Cette coercition sociale retombe aussi sur les individus qui pour quelque raison que se soit, défendent des idées devenues hors normes. Cette marginalisation est plus ou moins violente suivant le niveau d’antagonisme de classe et le conformisme à l’horizon acceptable de la démocratie. En effet dans notre société d’ hyper consommation, où la norme et le conformisme sont exacerbés, et malgré la légalité imposée par l’histoire de l’expression du peuple et de ses volontés à travers la grève, on constate une répression ouverte , juridique, sécuritaire, sociale de toute personne remettant le système en cause de façon radicale, c’est à dire dans ses fondements même (qui établissent politiquement la domination du modèle économique capitaliste). Ainsi peut-on constater par exemple comment une simple dégradation de matériel, dans l’affaire des inculpés de Tarnac, conduit à une accusation de terrorisme, anathème indéfendable au vu de l’histoire récente, faisant risquer au présumé innocent une vingtaine d’années renouvelable « si danger pour la société », bien sûr incarné et personnifié par Sarkozy le petit. Remettant à l’ordre du jour du même coup des équivalents, de la lettre de cachet d’ancien régime (pour le temps d’emprisonnement illimité) et les lois d’exceptions dite scélérates qui emprisonnaient toute personne convaincue d’anarchisme, condamnant non pas l’infraction à la loi mais les idées.
La révolution révèle deux types de liberté, l’une des anciens, qui plonge son origine dans la démocratie antique des grecques, l’autre des modernes, dont Benjamin Constant, modèle des libéraux parle. Pourtant aujourd’hui dans l’esprit des gens existe une confusion entre ces deux types de liberté la première positive, la deuxième négative.

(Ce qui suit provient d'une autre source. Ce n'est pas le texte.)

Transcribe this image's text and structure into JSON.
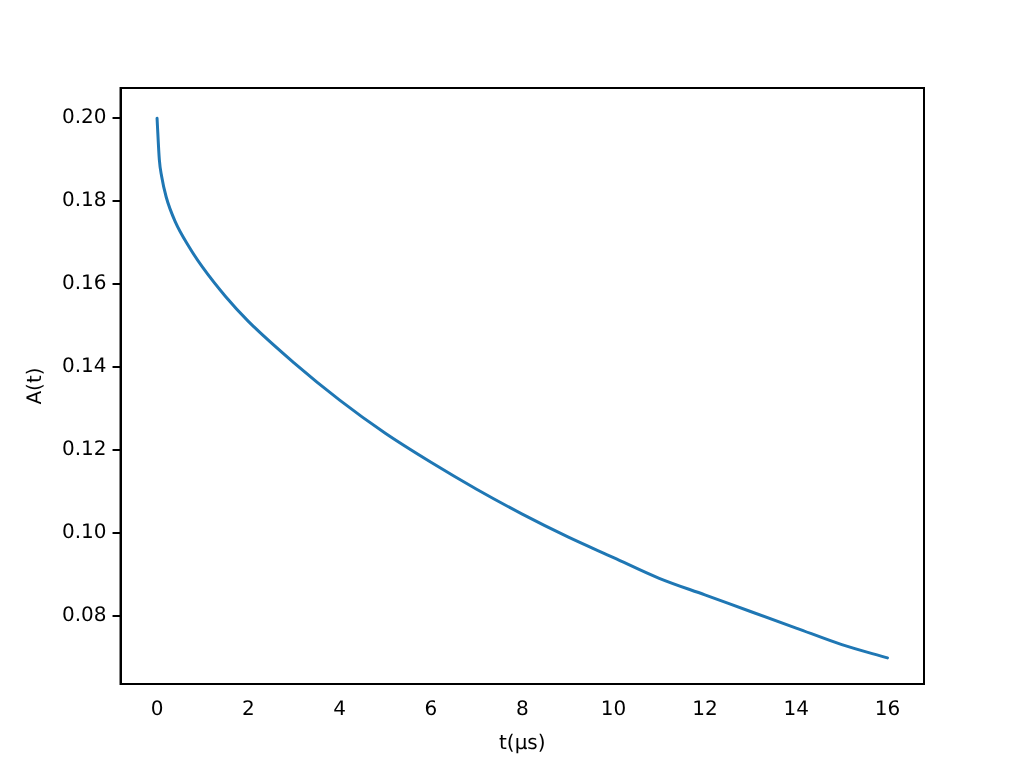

La démocratie des grecs fait découler le pouvoir politique pour la première fois non plus des dieux mais du peuple, le démos. La liberté naît de la participation collective au sein de l’agora des citoyens, ils sont acteurs de ce pouvoir et non pas sujets. Ceci est volonté positive ou pouvoir de faire collectivement potentia (la puissance). L’autre liberté celle des modernes découle du pouvoir de l’état, séparé de la société civile. Ce pouvoir, ou potestas , est le légitimitée de contraindre et d’imposer l’ordre dans ce cas capitaliste. Cette liberté de par son aspect entendu historiquement, est sur la défensive, car ce sont des droits déjà acquis, qu’il faut défendre. En effet, dans ce « système » on ne lutte pas pour obtenir ou imposer de nouveaux droits, mais pour conserver ceux déjà acquis. L’état par son existence en dehors ou au-dessus de la société civile finit par se dissocier de la volonté des citoyens, voire s’en défendre, en allant alors contre la liberté de ceux-ci. L’état est donc le pouvoir, la nation, il n’est plus le peuple, il n’est plus le pouvoir émanant du peuple, il n’est plus une démocratie. Ce pouvoir est une dictature molle à apparence démocratique, jouant sur la confusion historique dans l’esprit des gens issue de la révolution, jouant aussi sur l’amnésie généralisée, ce système reprend l’image caricaturale d’une démocratie telle que le peuple la connait, telle qui l’a comprise et lui renvoie cette image. D’autres régimes dictatoriaux par exemple moins subtiles l’ont compris, c’est ainsi que l’on peut voir par exemple un Poutine, brandir le vote du peuple pour élire ses maîtres, ou le respect de la propriété privée et ainsi dire « nous sommes une démocratie ». Mais la démocratie qui fonde la liberté des individus dans la société, ne peut pas être résumée au suffrage universel ou au droit de commercer « librement » entre possédants.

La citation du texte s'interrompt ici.